Hal itu karena dalilnya teramat lemah. Hanya karena namanya sama yaitu "arafah", ia terburu-buru berkesimpulan namanya juga shaum arafah berarti harus bersamaan dengan pelaksanaan wukuf di Arafah. Ini dalil cocoklogi saja, tidak ada hadits yang secara jelas menyebutkan keharusan itu.
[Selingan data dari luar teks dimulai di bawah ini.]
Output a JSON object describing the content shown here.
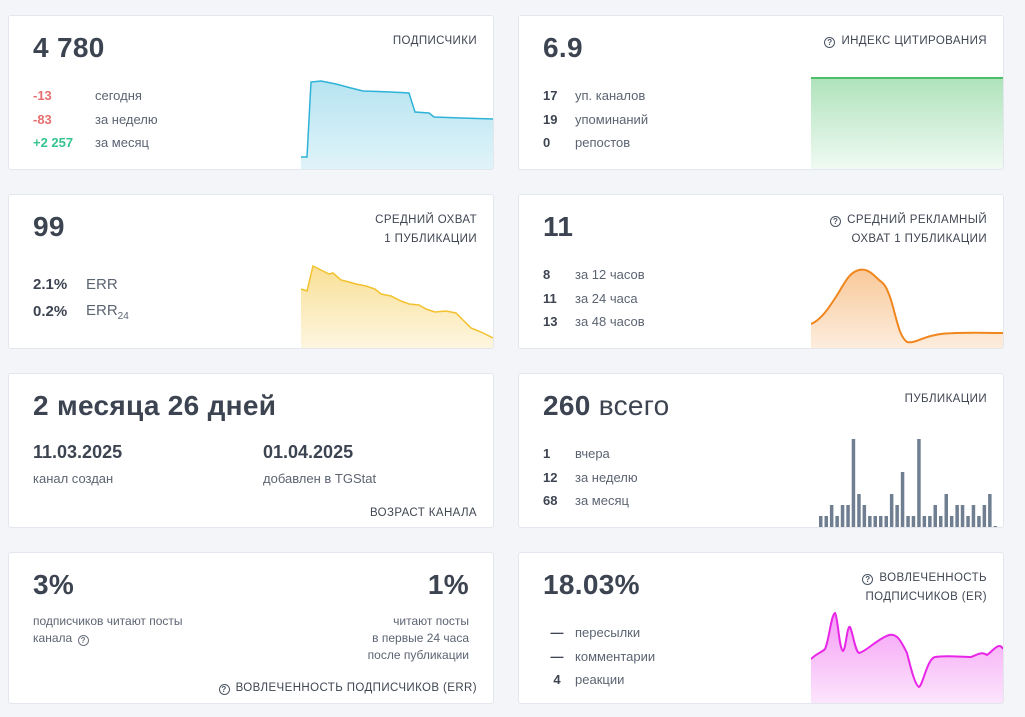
{
  "subscribers": {
    "value": "4 780",
    "title": "ПОДПИСЧИКИ",
    "stats": [
      {
        "value": "-13",
        "label": "сегодня",
        "trend": "neg"
      },
      {
        "value": "-83",
        "label": "за неделю",
        "trend": "neg"
      },
      {
        "value": "+2 257",
        "label": "за месяц",
        "trend": "pos"
      }
    ],
    "color": "#2fb2d7"
  },
  "citation": {
    "value": "6.9",
    "title": "ИНДЕКС ЦИТИРОВАНИЯ",
    "icon": "info-icon",
    "stats": [
      {
        "value": "17",
        "label": "уп. каналов"
      },
      {
        "value": "19",
        "label": "упоминаний"
      },
      {
        "value": "0",
        "label": "репостов"
      }
    ],
    "color": "#4cc068"
  },
  "reach": {
    "value": "99",
    "title_lines": [
      "СРЕДНИЙ ОХВАТ",
      "1 ПУБЛИКАЦИИ"
    ],
    "err": {
      "value": "2.1%",
      "label": "ERR"
    },
    "err24": {
      "value": "0.2%",
      "label": "ERR",
      "sub": "24"
    },
    "color": "#f3c12e"
  },
  "ad_reach": {
    "value": "11",
    "title_lines": [
      "СРЕДНИЙ РЕКЛАМНЫЙ",
      "ОХВАТ 1 ПУБЛИКАЦИИ"
    ],
    "icon": "info-icon",
    "stats": [
      {
        "value": "8",
        "label": "за 12 часов"
      },
      {
        "value": "11",
        "label": "за 24 часа"
      },
      {
        "value": "13",
        "label": "за 48 часов"
      }
    ],
    "color": "#f0861e"
  },
  "age": {
    "value": "2 месяца 26 дней",
    "created": {
      "date": "11.03.2025",
      "label": "канал создан"
    },
    "added": {
      "date": "01.04.2025",
      "label": "добавлен в TGStat"
    },
    "footer": "ВОЗРАСТ КАНАЛА"
  },
  "posts": {
    "value": "260",
    "suffix": " всего",
    "title": "ПУБЛИКАЦИИ",
    "stats": [
      {
        "value": "1",
        "label": "вчера"
      },
      {
        "value": "12",
        "label": "за неделю"
      },
      {
        "value": "68",
        "label": "за месяц"
      }
    ],
    "color": "#6f7f91",
    "daily_counts": [
      1,
      1,
      2,
      1,
      2,
      2,
      8,
      3,
      2,
      1,
      1,
      1,
      1,
      3,
      2,
      5,
      1,
      1,
      8,
      1,
      1,
      2,
      1,
      3,
      1,
      2,
      2,
      1,
      2,
      1,
      2,
      3,
      0
    ]
  },
  "read_rate": {
    "left_value": "3%",
    "left_desc_lines": [
      "подписчиков читают посты",
      "канала"
    ],
    "right_value": "1%",
    "right_desc_lines": [
      "читают посты",
      "в первые 24 часа",
      "после публикации"
    ],
    "footer": "ВОВЛЕЧЕННОСТЬ ПОДПИСЧИКОВ (ERR)",
    "icon": "info-icon"
  },
  "engagement": {
    "value": "18.03%",
    "title_lines": [
      "ВОВЛЕЧЕННОСТЬ",
      "ПОДПИСЧИКОВ (ER)"
    ],
    "icon": "info-icon",
    "stats": [
      {
        "value": "—",
        "label": "пересылки"
      },
      {
        "value": "—",
        "label": "комментарии"
      },
      {
        "value": "4",
        "label": "реакции"
      }
    ],
    "color": "#e826e8"
  }
}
Kalau bagi penduduk negeri Saudi dan yang penanggalannya sama dengan mereka, maka tentu hal itu bisa diterima. Karena orang yang berhaji melakukan wukuf di Arafah tiada lain melainkan tanggal 9 Dzulhijjah, dan bagi yang tidak sedang berhaji disunnahkan melaksanakan shaum Arafah pada tanggal tersebut. Sedangkan bagi penduduk negeri yang lain, yang penanggalannya berbeda, mereka melaksanakan shaum arafah tanggal 9 Dzulhijjah sesuai penanggalan mereka, bukan berpatokan kepada pelaksanaan wukuf. Karena kalau patokannya harus bersamaan dengan wukuf, berapa banyak negeri-negeri lain yang waktunya berbeda jauh, yaitu pada saat mereka memulai shaum, orang-orang telah selesai wukuf ataupun ketika wukuf dimulai, di sebagian lain sudah masuk waktu malam. Juga kalau dilihat dari segi pensyariatannya, shaum arafah lebih dulu disyariatkan yaitu tahun 2 H, sedangkan haji baru dilaksanakan oleh kaum muslimin tahun 9 H. Kalaulah pelaksanaan wukuf di Arafah itu menjadi sebab adanya syariat shaum Arafah, lalu apa gunanya Rasulullah saw dan para sahabat melaksanakan shaum Arafah sejak tahun 2 H tersebut karena belum ada kaum muslimin yang melaksanakan wukuf ketika itu?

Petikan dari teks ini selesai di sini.